By the same token, there are certain questions that landlords cannot ask potential Orlando tenants. These are questions that are either unfair or are ones that violate the Federal Fair Housing Act.

For the rental application to be fair to all applicants, you need to ask the same exact questions to all of the possible renters. If you fail to do this, you risk being accused of tenant discrimination. Try creating a tenant questionnaire form in advance. 

For instance, it would be discriminatory if you only performed credit checks on tenants of a certain ethnicity. While there is nothing illegal about performing credit checks, it’s wrong if it’s done selectively.

Another example is asking different questions depending on how well potential tenants have dressed. It would be discriminative to ask people who are not necessarily well-dressed, questions about their criminal convictions or eviction history, but overlook such questions when it comes to well-dressed people. 

Questions that violate the Federal Fair Housing Act could also land you in legal trouble. The Federal Fair Housing Act of 1968 prohibits discrimination on the basis of specific characteristics. For example, on race, children, and disability.

In terms of race, it is illegal to ask a renter questions regarding their race. According to the act, a tenant’s race shouldn’t be used as a qualifying standard in an Orlando rental application.

For children, it is illegal to ask a tenant questions about familial status such as, “How many children do you have?” This is because familial status is a protected class under the act. 

Simply put, it’s illegal to ask it.
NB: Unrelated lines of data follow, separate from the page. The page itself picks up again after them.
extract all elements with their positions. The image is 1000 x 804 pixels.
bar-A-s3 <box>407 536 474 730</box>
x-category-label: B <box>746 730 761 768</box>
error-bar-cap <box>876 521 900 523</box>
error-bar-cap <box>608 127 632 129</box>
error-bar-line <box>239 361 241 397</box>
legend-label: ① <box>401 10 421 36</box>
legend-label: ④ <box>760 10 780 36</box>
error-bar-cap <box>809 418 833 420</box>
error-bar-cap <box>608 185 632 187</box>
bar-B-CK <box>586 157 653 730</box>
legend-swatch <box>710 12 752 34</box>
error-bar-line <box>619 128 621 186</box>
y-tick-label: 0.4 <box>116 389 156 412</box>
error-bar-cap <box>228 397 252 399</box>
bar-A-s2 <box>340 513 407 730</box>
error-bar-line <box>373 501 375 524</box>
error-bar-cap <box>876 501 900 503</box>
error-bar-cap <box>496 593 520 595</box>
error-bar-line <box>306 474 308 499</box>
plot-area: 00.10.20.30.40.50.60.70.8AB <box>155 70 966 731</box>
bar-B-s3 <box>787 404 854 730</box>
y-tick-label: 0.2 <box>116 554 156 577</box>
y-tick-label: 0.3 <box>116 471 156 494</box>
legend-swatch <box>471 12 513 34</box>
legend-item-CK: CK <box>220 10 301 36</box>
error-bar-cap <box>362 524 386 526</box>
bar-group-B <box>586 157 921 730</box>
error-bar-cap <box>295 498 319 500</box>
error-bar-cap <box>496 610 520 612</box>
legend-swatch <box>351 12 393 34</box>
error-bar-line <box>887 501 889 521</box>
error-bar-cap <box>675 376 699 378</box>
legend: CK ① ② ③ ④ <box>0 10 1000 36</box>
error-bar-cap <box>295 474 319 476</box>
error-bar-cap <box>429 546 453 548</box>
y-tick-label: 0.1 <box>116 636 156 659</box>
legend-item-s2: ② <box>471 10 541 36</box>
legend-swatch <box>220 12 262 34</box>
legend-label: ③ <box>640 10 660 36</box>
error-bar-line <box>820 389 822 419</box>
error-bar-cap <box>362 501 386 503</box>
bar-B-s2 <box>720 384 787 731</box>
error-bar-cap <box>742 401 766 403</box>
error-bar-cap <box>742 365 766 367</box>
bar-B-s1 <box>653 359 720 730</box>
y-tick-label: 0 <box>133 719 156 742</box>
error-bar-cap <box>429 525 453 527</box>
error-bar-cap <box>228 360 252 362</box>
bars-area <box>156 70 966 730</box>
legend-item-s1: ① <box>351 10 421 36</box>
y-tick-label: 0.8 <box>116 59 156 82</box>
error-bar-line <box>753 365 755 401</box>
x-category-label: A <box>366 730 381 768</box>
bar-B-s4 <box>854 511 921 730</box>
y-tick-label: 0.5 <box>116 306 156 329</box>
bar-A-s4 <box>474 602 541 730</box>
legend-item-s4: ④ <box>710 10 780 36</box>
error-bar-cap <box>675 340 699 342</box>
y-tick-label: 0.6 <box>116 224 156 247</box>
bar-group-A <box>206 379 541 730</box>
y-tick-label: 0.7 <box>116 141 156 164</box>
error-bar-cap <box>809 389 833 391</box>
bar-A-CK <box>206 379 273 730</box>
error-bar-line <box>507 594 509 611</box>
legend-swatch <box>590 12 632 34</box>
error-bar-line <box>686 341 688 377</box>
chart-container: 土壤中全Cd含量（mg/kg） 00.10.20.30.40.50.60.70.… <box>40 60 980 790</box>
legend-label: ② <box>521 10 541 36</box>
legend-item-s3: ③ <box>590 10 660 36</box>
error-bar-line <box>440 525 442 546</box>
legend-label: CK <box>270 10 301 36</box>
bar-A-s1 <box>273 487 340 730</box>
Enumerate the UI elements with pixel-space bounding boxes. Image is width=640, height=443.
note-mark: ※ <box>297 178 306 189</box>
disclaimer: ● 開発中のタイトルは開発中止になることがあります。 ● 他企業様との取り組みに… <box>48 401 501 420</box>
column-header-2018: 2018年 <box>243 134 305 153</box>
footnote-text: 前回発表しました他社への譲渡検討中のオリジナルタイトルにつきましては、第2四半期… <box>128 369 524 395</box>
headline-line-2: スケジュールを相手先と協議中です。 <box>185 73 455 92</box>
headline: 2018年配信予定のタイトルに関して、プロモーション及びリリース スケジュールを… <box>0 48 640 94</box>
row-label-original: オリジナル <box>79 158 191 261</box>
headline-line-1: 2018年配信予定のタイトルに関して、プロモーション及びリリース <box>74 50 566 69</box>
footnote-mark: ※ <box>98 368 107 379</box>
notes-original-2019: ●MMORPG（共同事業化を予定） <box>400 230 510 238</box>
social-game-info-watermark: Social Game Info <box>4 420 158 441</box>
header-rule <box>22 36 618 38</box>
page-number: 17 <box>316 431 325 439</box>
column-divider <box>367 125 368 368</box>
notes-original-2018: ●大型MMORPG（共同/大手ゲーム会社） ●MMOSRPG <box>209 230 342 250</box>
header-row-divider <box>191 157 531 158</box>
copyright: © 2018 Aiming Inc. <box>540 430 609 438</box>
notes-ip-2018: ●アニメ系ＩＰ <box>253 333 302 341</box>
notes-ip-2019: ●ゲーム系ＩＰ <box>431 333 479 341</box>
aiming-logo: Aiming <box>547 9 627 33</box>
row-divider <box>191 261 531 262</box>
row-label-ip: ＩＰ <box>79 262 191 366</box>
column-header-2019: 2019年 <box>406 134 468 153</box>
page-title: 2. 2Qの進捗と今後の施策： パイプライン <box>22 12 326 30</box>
You are, however, allowed to inquire about the number of occupants who will be living in your Orlando rental property.

Also, with regards to disability, it is illegal to ask a renter questions like, “Do you have a service animal?” The prospective renter may interpret this to mean you discriminate against disabled persons. That being said, if you don’t allow pets, you can ask the renter about the pet’s certification status.

As every Orlando landlord knows, the purpose of tenant screening is to select the right tenant for their property. While it’s important for the process to be as thorough as possible, it’s equally important to ensure that no tenant is discriminated against.